I will probably never know.

But it’s not unlike our experience in organizations, in the adult world. Most people conform to workplace expectations. Afterall, it is how an organization is able to commit to producing and providing goods and service to their customers. There must be some conformity to routines and methods, in order to be fair, efficient, and predictable.

But many people drag their feet to the office. For whatever reason, they are reluctant. Perhaps, they are not doing work that interests them; perhaps, relationships are strained; perhaps, they are ill … . Every Human Resources professional can expand on the costs and consquences of those in an organization who are not performing. Often these people are marginalized, and the fact that they are not pulling their weight is seen as a problem, rather than an opportunity.
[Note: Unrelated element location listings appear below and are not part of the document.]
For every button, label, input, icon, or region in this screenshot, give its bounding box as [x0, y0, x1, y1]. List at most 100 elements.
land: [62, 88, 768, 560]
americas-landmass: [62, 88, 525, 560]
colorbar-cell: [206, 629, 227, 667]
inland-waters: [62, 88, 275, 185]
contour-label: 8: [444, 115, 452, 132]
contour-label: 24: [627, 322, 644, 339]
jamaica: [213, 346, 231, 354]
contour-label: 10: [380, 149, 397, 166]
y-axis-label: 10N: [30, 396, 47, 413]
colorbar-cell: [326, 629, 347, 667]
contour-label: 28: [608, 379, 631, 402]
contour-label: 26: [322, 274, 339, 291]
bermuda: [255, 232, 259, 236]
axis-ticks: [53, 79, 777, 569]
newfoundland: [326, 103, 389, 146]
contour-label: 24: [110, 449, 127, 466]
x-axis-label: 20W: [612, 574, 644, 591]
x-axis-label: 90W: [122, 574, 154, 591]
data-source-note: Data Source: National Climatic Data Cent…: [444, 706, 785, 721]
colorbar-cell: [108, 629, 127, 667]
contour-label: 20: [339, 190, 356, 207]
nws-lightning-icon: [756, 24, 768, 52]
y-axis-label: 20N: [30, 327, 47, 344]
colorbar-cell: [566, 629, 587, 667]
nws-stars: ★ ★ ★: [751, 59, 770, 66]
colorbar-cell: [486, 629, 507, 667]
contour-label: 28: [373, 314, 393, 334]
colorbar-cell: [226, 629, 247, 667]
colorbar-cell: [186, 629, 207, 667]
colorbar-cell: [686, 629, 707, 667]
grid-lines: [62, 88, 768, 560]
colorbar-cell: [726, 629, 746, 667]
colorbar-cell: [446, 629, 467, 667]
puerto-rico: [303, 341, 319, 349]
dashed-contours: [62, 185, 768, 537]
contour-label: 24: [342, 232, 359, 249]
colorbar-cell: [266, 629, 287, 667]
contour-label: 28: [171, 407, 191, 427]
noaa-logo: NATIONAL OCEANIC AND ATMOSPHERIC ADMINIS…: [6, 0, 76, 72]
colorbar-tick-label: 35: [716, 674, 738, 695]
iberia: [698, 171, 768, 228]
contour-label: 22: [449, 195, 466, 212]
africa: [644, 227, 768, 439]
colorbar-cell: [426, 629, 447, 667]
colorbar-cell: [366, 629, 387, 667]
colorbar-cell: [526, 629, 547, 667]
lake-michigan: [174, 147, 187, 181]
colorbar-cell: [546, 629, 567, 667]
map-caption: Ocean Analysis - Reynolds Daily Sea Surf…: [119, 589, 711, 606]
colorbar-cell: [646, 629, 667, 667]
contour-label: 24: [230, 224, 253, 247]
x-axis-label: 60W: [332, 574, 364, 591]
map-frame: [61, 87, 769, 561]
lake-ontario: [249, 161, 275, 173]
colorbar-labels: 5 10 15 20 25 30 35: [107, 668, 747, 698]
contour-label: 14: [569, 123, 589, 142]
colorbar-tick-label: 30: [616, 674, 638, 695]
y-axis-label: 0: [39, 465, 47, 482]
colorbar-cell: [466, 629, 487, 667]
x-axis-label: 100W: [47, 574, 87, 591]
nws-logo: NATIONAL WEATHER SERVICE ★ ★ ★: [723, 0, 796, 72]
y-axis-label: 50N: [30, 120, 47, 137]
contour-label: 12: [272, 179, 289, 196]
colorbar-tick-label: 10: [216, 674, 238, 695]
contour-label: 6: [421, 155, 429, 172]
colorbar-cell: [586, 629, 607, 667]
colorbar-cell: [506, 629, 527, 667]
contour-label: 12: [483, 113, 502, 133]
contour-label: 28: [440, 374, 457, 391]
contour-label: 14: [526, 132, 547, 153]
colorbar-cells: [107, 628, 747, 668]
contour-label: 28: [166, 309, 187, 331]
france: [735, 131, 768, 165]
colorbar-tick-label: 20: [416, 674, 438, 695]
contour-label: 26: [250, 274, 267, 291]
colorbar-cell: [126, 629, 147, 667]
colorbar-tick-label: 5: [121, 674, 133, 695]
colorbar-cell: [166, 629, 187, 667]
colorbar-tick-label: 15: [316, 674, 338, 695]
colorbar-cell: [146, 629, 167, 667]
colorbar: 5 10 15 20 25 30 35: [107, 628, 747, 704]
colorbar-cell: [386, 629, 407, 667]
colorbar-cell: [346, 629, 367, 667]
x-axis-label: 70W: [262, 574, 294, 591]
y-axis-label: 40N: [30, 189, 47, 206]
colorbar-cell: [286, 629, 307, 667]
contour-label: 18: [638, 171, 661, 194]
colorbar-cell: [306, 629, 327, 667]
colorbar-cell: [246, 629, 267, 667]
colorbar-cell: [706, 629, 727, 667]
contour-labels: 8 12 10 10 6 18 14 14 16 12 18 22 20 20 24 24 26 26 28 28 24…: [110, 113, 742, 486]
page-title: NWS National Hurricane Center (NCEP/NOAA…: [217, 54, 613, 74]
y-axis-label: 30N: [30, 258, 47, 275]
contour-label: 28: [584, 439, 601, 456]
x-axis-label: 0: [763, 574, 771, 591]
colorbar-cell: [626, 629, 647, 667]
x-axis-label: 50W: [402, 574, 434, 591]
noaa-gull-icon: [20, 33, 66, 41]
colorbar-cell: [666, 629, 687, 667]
In the Organizations Alive! model, job expectations, performance criteria, work evaluation, schedules, etc. fall into the Resource Management quadrant. A person’s motivation, creativity, sense of belonging, health, etc. fall into the Membership Potential quadrant. Resource Management and Membership Potential create real tensions in the workplace. The former concerns effectiveness, efficiency, and economy. The latter is very personal and often difficult to describe and understand. But both are necessary for success.

It is September 11th today. In the past five years, we have felt the impact of individual differences in the workplace.

How can we better understand and value diversity? Where do we start to make them work for us, rather than against us? Perhaps, it’s with those who are taking baby steps to school.